Regulation of Apoptosis in Hematopoietic Progenitor Cells: Involvement of Different Signaling Pathways

Abstract: Proliferation, differentiation, and survival of hematopoietic stem cells and multipotent progenitor cells are regulated by cytokines and cell-cell interactions. Kit ligand (KL) and Flt3 ligand (FL) have pleiotropic effects, promotes survival, but are nonredundant. Using myeloid progenitor cell lines and mouse bone marrow-derived Lin- progenitors, we demonstrate that inhibition of phophatidylinositol (PI) 3-kinase abolish survival mediated by KL, whereas survival via FL is only partially affected.

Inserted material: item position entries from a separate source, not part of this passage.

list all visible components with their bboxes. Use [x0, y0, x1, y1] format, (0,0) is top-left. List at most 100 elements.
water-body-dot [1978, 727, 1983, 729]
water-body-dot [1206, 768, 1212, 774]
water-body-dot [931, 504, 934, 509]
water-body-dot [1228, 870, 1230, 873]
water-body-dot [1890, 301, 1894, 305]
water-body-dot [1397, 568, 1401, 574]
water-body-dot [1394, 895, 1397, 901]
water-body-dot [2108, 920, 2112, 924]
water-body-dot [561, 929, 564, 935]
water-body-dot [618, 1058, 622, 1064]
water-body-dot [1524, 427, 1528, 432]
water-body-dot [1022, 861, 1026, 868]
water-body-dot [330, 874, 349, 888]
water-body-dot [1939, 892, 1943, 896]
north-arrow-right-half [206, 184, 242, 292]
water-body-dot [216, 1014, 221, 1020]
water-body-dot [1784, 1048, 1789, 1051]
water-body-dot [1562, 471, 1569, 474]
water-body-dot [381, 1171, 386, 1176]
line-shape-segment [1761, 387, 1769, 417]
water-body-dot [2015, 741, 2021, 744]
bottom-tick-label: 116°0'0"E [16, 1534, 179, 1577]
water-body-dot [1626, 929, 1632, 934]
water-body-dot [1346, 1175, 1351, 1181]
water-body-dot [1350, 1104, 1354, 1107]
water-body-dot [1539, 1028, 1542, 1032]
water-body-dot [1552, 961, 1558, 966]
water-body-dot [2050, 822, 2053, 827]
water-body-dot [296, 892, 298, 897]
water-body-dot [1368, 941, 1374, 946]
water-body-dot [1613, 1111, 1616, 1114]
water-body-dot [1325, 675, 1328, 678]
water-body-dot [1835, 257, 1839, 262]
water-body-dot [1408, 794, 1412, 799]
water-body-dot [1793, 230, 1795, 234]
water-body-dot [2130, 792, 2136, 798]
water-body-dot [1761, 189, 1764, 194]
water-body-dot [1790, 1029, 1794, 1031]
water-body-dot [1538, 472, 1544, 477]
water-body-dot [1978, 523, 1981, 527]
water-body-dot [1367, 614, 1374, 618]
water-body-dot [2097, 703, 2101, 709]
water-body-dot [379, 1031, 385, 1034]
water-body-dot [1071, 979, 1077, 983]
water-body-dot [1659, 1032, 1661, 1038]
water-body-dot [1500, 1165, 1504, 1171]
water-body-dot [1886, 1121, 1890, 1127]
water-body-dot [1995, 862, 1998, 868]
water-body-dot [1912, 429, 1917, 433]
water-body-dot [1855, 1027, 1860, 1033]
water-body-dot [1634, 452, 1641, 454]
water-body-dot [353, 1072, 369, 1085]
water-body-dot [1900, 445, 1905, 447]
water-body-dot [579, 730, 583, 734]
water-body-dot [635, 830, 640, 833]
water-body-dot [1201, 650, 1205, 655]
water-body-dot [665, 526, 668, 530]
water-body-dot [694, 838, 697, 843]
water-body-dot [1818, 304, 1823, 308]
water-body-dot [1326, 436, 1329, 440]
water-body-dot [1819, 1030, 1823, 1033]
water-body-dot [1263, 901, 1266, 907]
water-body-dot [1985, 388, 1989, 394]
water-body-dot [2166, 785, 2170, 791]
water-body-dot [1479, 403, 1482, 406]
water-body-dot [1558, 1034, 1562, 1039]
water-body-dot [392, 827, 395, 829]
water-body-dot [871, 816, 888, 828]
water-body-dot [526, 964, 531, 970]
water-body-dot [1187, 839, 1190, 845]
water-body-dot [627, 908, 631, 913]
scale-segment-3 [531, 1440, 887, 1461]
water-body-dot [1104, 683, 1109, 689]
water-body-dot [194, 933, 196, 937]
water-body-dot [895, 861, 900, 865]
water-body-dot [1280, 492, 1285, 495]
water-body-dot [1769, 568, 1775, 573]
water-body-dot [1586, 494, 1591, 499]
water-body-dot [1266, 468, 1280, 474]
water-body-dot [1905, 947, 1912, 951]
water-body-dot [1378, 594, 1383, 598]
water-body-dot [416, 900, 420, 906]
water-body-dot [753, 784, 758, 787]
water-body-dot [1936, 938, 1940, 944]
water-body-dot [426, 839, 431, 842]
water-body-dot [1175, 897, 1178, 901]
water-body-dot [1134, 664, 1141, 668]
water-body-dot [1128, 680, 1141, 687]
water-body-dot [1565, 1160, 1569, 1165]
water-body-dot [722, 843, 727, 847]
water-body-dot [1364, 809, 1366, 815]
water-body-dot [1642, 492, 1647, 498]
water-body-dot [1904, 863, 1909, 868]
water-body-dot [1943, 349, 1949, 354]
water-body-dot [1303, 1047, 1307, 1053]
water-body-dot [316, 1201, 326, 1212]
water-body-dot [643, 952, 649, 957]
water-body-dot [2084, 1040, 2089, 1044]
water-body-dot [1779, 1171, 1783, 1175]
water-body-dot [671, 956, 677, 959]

KL and FL both activate Akt, leading to inhibitory phosphorylation of the transcription factor FoxO3. Overexpression of constitutively active FoxO3, FoxO3(A3):ER, induced apoptosis even in the presence of KL or FL, indicating that inactivation of FoxO3 is crucial for signaling via both c-Kit and Flt3. Induction of FoxO3(A3):ER also inhibited myeloid and erythroid colony formation of Lin- progenitors. In addition FL, but not KL, induced expression of Bcl-2 and Bcl-xL. By overexpressing Akt and Bcl-2 we demonstrate that Bcl-2 is the better mediator of survival than Akt. However, Akt was crucial for KL-mediated survival since overexpression of dominant negative Akt induced apoptosis. We also conclude that Akt and Bcl-2 have synergistic effects since their coexpression was a far better mediator of survival than either one acting alone. In AML, Flt3 is commonly mutated via internal tandem duplications, rendering it constitutively active. Introducing Flt3-ITD into an IL-3 dependent progenitor cell line rendered it factor-independent. Both Akt and FoxO3 were phosphorylated in the absence of FL and several Bcl-2 family members were upregulated. In fact, Flt3-ITD activated additional Bcl-2 family members not activated by normal Flt3. Finally we found that PI3-kinase and an unidentified Src kinase were important for survival via Flt3-ITD. Signaling via normal Flt3 and Flt3-ITD differs in some aspects and disruption of specific Flt3-ITD signals may be potential targets for treatment.